Andrew Capland, founder of Delivering Value and former head of growth at Postscript, gets a lot of LinkedIn messages from startups looking for heads of growth.

Like, three to four a week. His friends with similar titles see the same thing.

In the last six months, “I've seen a real acceleration,” Capland told MarketerHire. “It’s crazy.”

But these companies aren’t offering the type of work a senior growth leader like him wants, Capland wrote in a recent LinkedIn post — and a lot of these roles remain open.

What’s going wrong?

The startups don’t have product-market fit yet…

Product-market fit is nebulous, but you know it when you see it.  

Two signs of it, according to Capland:

  • Strong metrics throughout your funnel
  • A core of enthusiastic customers, who would be upset if your product disappeared

“Without that, I just think [a head of growth role] is a marketing job,” Capland said.

...or even a funnel…

It’s hard to have a robust funnel when you don’t have a funnel at all — and many of the startups hiring heads of growth need help launching their marketing channels and setting up their marketing tech and attribution tools.

That’s Funnel 1.0.

...so a senior leader can’t do what they’re best at.

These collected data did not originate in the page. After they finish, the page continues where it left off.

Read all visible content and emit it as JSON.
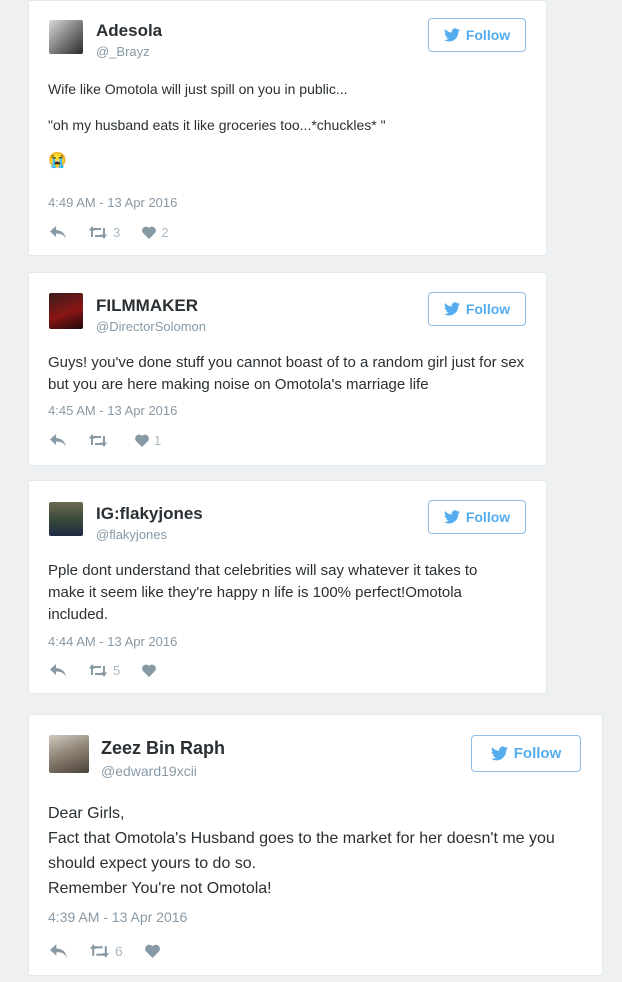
{
  "colors": {
    "twitter_blue": "#55acee",
    "meta_gray": "#8899a6",
    "action_gray": "#aab8c2"
  },
  "icons": {
    "follow": "bird-icon",
    "reply": "reply-icon",
    "retweet": "retweet-icon",
    "like": "heart-icon",
    "emoji": "crying-face-emoji-icon"
  },
  "tweets": [
    {
      "name": "Adesola",
      "handle": "@_Brayz",
      "follow_label": "Follow",
      "lines": [
        "Wife like Omotola will just spill on you in public...",
        "",
        "\"oh my husband eats it like groceries too...*chuckles* \"",
        "",
        "😭"
      ],
      "time": "4:49 AM - 13 Apr 2016",
      "retweets": "3",
      "likes": "2"
    },
    {
      "name": "FILMMAKER",
      "handle": "@DirectorSolomon",
      "follow_label": "Follow",
      "lines": [
        "Guys! you've done stuff you cannot boast of to a random girl just for sex but you are here making noise on Omotola's marriage life"
      ],
      "time": "4:45 AM - 13 Apr 2016",
      "retweets": "",
      "likes": "1"
    },
    {
      "name": "IG:flakyjones",
      "handle": "@flakyjones",
      "follow_label": "Follow",
      "lines": [
        "Pple dont understand that celebrities will say whatever it takes to make it seem like they're happy n life is 100% perfect!Omotola included."
      ],
      "time": "4:44 AM - 13 Apr 2016",
      "retweets": "5",
      "likes": ""
    },
    {
      "name": "Zeez Bin Raph",
      "handle": "@edward19xcii",
      "follow_label": "Follow",
      "lines": [
        "Dear Girls,",
        "Fact that Omotola's Husband goes to the market for her doesn't me you should expect yours to do so.",
        "Remember You're not Omotola!"
      ],
      "time": "4:39 AM - 13 Apr 2016",
      "retweets": "6",
      "likes": ""
    }
  ]
}
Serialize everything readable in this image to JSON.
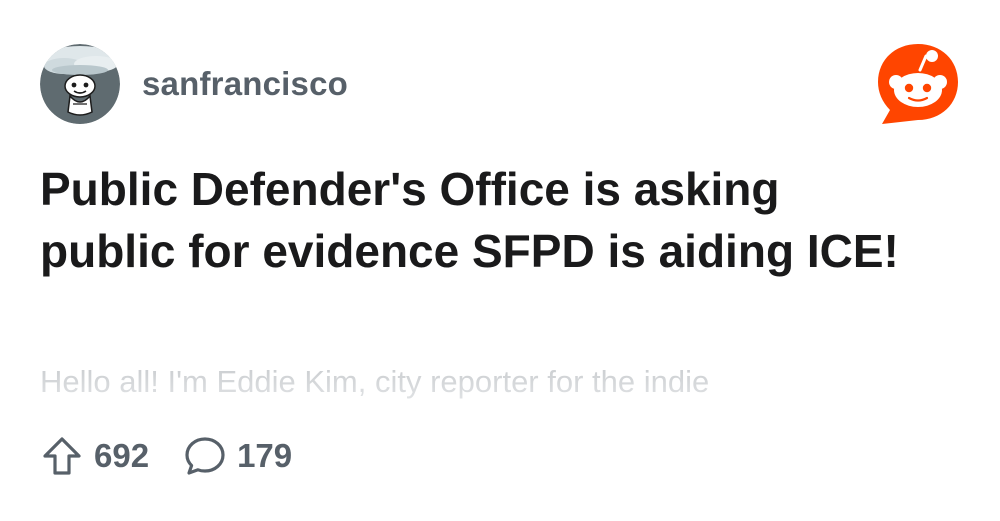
{
  "post": {
    "subreddit": "sanfrancisco",
    "title": "Public Defender's Office is asking public for evidence SFPD is aiding ICE!",
    "preview": "Hello all! I'm Eddie Kim, city reporter for the indie",
    "upvotes": "692",
    "comments": "179"
  },
  "icons": {
    "avatar": "subreddit-avatar-icon",
    "brand": "reddit-logo-icon",
    "upvote": "upvote-arrow-icon",
    "comment": "comment-bubble-icon"
  },
  "colors": {
    "brand": "#FF4500",
    "meta_text": "#576069",
    "title_text": "#1a1a1b"
  }
}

A senior growth leader’s “competitive advantage is rigor,” Capland said — and “breaking and rebuilding” existing business practices, based on testing data.

Growth teams originated to do just this for companies like Facebook and Airbnb.

Not set up a Google AdWords account.

The job descriptions ask for too much....

Often, marketing JDs demand a generalist who can do everything — guaranteeing they’ll do nothing well.

Capland has noticed a subtler version of that issue in head of growth JDs.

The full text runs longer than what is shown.